HERZOGENAURACH -  Im Februar 1945 wurde die Region um Herzogenaurach zum zweiten Mal vom Bombenkrieg in Mitleidenschaft gezogen. Die todbringende Ladung fiel auf das damals noch selbständige  Welkenbach und forderte zwei Todesopfer.
Für Herzogenaurach konnte M. Immaculata Hofmann, Oberin der Maria-Ward-Schwestern, am 3. Juli 1945 in ihrem Halbjahresbericht vermerken: „Der liebe Gott bewahrte uns gnädig vor allem Schaden durch feindliche Flieger obwohl der Flugplatz in der Nähe ist und die Feindmaschinen unaufhörlich über uns hinweg nach Nürnberg flogen.“ Allerdings wurden Welkenbach und Hauptendorf von Angriffen heimgesucht.
Der zweite Fliegeralarm für Herzogenaurach vom 25./26. Februar 1943 verschonte zwar die Aurachstadt. Brandbomben fielen aber auf Hammerbach und Welkenbach. Bei Weisendorf/Reuth stürzte ein Flugzeug ab. Die acht englischen Flieger kamen zu Tode und wurden am Herzogenauracher Friedhof beerdigt. Ihr Grab erhielt die Inschrift: „Hier ruhen acht englische unbekannte Soldaten“.
Bereits am 28. November 1944 war gegen 19 Uhr eine Bombe auf Hauptendorf gefallen. Dabei kamen drei Personen zu Tode. Der Bombentreffer im Anwesen Schühlein forderte das Leben der 68-jährigen Rosina Schühlein.

Fronturlaub zur Beerdigung
Als Opfer zu beklagen war auch deren 34-jährige Schwiegertochter Katharina sowie deren kleine Tochter Gertraud. Der Ehemann und Vater, der an der Front stand, durfte lediglich zur Beerdigung heim kommen.

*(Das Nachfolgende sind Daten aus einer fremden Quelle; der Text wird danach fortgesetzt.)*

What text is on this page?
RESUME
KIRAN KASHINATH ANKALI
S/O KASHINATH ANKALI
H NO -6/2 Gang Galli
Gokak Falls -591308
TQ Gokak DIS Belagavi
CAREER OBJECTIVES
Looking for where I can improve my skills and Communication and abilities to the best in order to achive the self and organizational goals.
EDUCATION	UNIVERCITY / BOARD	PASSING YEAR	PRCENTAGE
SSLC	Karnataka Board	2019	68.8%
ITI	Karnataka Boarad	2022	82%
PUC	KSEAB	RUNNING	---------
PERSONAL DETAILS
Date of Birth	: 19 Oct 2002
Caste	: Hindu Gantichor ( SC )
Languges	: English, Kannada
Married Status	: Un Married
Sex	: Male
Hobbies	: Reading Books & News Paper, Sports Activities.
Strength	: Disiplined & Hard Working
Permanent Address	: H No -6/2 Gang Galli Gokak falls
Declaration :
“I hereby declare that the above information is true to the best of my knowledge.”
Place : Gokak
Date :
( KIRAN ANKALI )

Das Nachbaranwesen der Familie Peter Händel erlitt auch Schäden. Elisabeth Händel büßte durch Splitter ein Auge ein, verletzt wurden auch Margarethe Händel und Tochter Inge. Bei Fritz Nagel wurde das Dach in Mitleidenschaft gezogen. Das Anwesen der Familie Schmidt (Hausname Reichenbacher) wurde auch vollständig zerstört.

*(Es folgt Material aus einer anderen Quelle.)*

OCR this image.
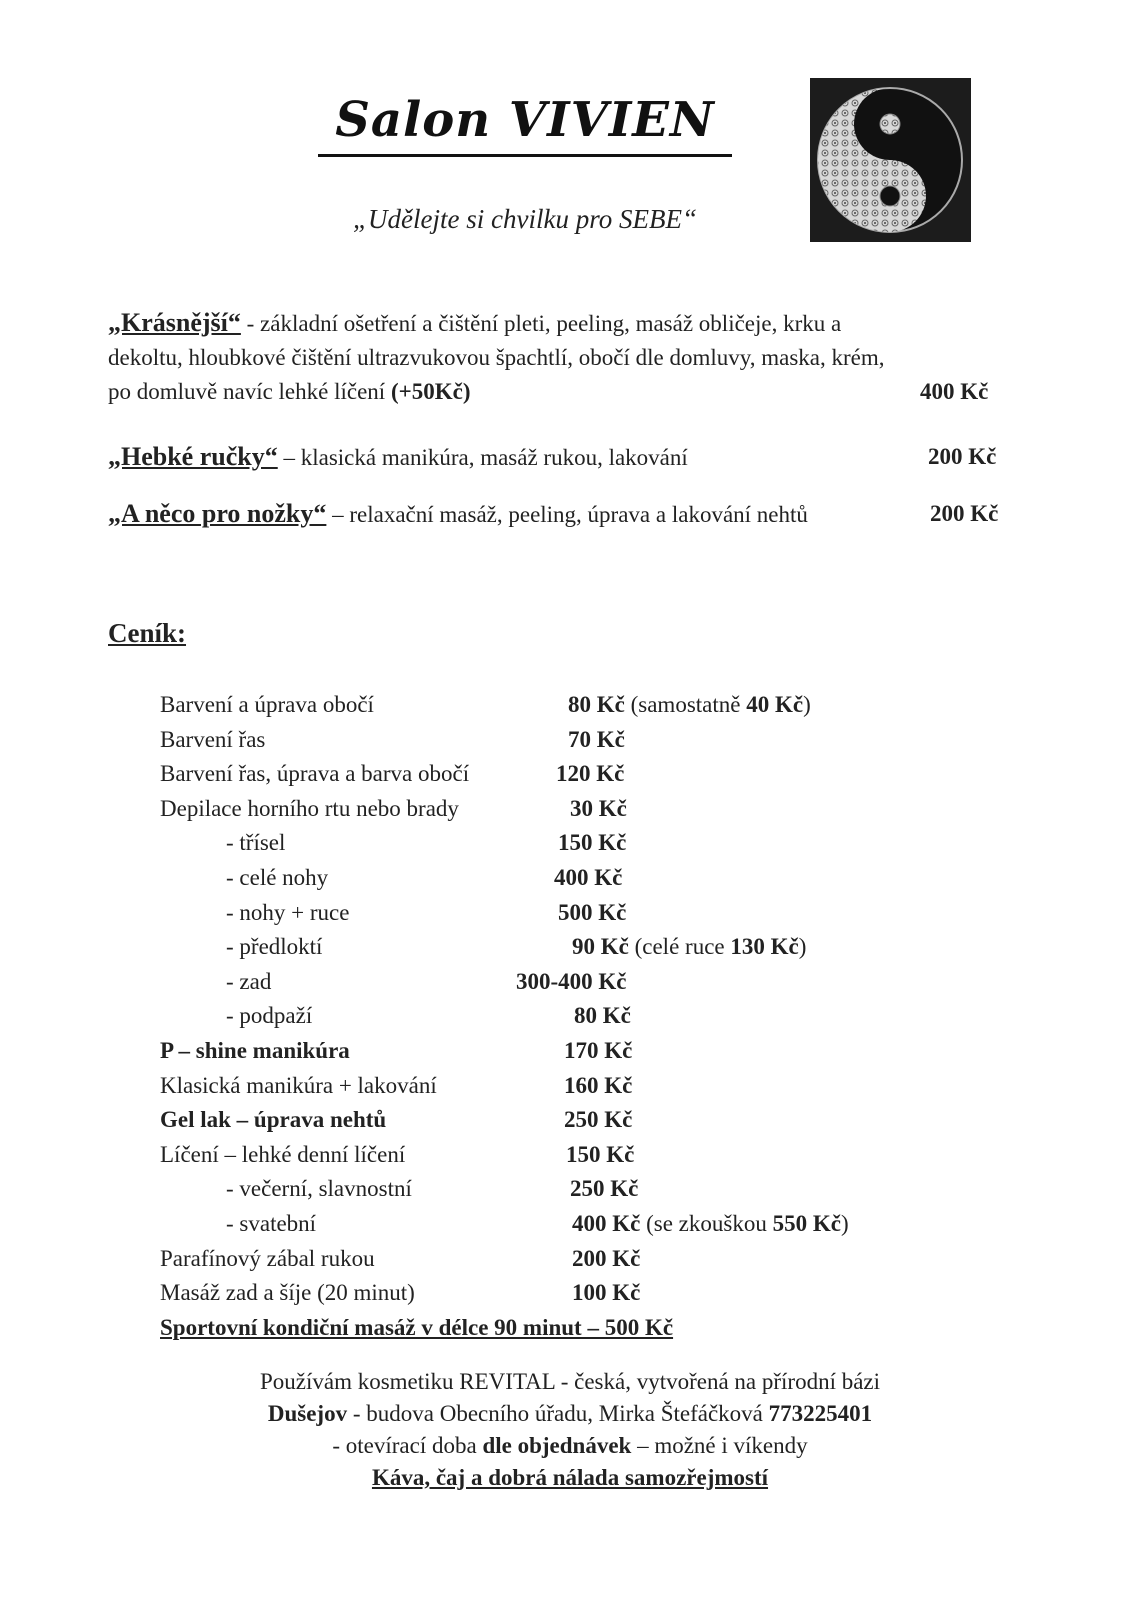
Salon VIVIEN
„Udělejte si chvilku pro SEBE“
„Krásnější“ - základní ošetření a čištění pleti, peeling, masáž obličeje, krku a
dekoltu, hloubkové čištění ultrazvukovou špachtlí, obočí dle domluvy, maska, krém,
po domluvě navíc lehké líčení (+50Kč)	400 Kč
„Hebké ručky“ – klasická manikúra, masáž rukou, lakování	200 Kč
„A něco pro nožky“ – relaxační masáž, peeling, úprava a lakování nehtů	200 Kč
Ceník:
Barvení a úprava obočí	80 Kč (samostatně 40 Kč)
Barvení řas	70 Kč
Barvení řas, úprava a barva obočí	120 Kč
Depilace horního rtu nebo brady	30 Kč
- třísel	150 Kč
- celé nohy	400 Kč
- nohy + ruce	500 Kč
- předloktí	90 Kč (celé ruce 130 Kč)
- zad	300-400 Kč
- podpaží	80 Kč
P – shine manikúra	170 Kč
Klasická manikúra + lakování	160 Kč
Gel lak – úprava nehtů	250 Kč
Líčení – lehké denní líčení	150 Kč
- večerní, slavnostní	250 Kč
- svatební	400 Kč (se zkouškou 550 Kč)
Parafínový zábal rukou	200 Kč
Masáž zad a šíje (20 minut)	100 Kč
Sportovní kondiční masáž v délce 90 minut – 500 Kč
Používám kosmetiku REVITAL - česká, vytvořená na přírodní bázi
Dušejov - budova Obecního úřadu, Mirka Štefáčková 773225401
- otevírací doba dle objednávek – možné i víkendy
Káva, čaj a dobrá nálada samozřejmostí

Am 23. Februar 1945 traf kurz vor 12 Uhr Mittag eine Bombe das Anwesen der Familie Kaltenhäusr in Welkenbach. Die Bombe drang an einem Hauseck in den Keller ein und detonierte dort. Durch die Wucht wurde das ganze Haus hochgehoben und sackte dann in sich zusammen. Da die Mutter und eine weitere Tochter Anna an diesem Tag mit dem Fahrrad nach Erlangen gefahren waren, befanden sich nur zwei Personen im Haus.
Die Tochter Margarethe wurde verschüttet, konnte aber von kriegsgefangenen Franzosen, die in Welkenbach bei den Bauern arbeiteten, ausgegraben werden.
Zu Tode kam aber die im Arbeitsdienst eingesetzte Katharina Dobrianska aus der Ukraine im Alter von 23 Jahren. Sie wurde am 26. Februar von Kaplansverweser Bohnekamp beerdigt. Im Anwesen kam sonst niemand zu Schaden, auch das Milchvieh im Stall blieb unbehelligt. Da in Welkenbach außer dem Treffer vom Milchhaus bis zum Kaltenhäuserschen Anwesen noch weitere sechs bis sieben Bomben niedergegangen waren, zerbrachen in der Umgebung sämtliche Fensterscheiben. Ein Blindgänger wurde erst einige Zeit später entschärft.
Ein weiteres Opfer war der Fuhrunternehmer Michael Holzammer aus Burgstall. Er hatte an diesem Tag eine Fuhre Heu in Nankendorf geholt. Holzammer war mit dem Fahrrad gefahren, während sein Knecht, ein polnischer Kriegsgefangener, das Pferdefuhrwerk gelenkt hatte und unbeschadet davonkam.
Auf der Höhe zwischen Welkenbach und Hammerbach, dem Lenzenberg, waren link und rechts der Straße große Bombentrichter. Am Straßenrand lag, von einem weißen Tuch abgedeckt, Holzammer, der vermutlich eher zufällig durch Bombensplitter getroffen worden war.
Auf Grund der immer näher rückenden Front sah sich der Gauleiter der Bayerischen Ostmark , Fritz Wächtler, dazu veranlasst, die Einwohner zum Endkampf zu mobilisieren. Er schrieb in einer schier endlosen Tirade: „Der bolschewistische Feind ist ins Reich vorgestoßen,…Wir feuern bis zum letzten Schuss!“
Wächtler nahm später ein unrühmliches Ende. Nach dem Vorstoß der Amerikaner wurde er im April 1945 wegen vorzeitigen Verlassens seiner Befehlsstelle in Bayreuth von einem SS-Kommando erschossen.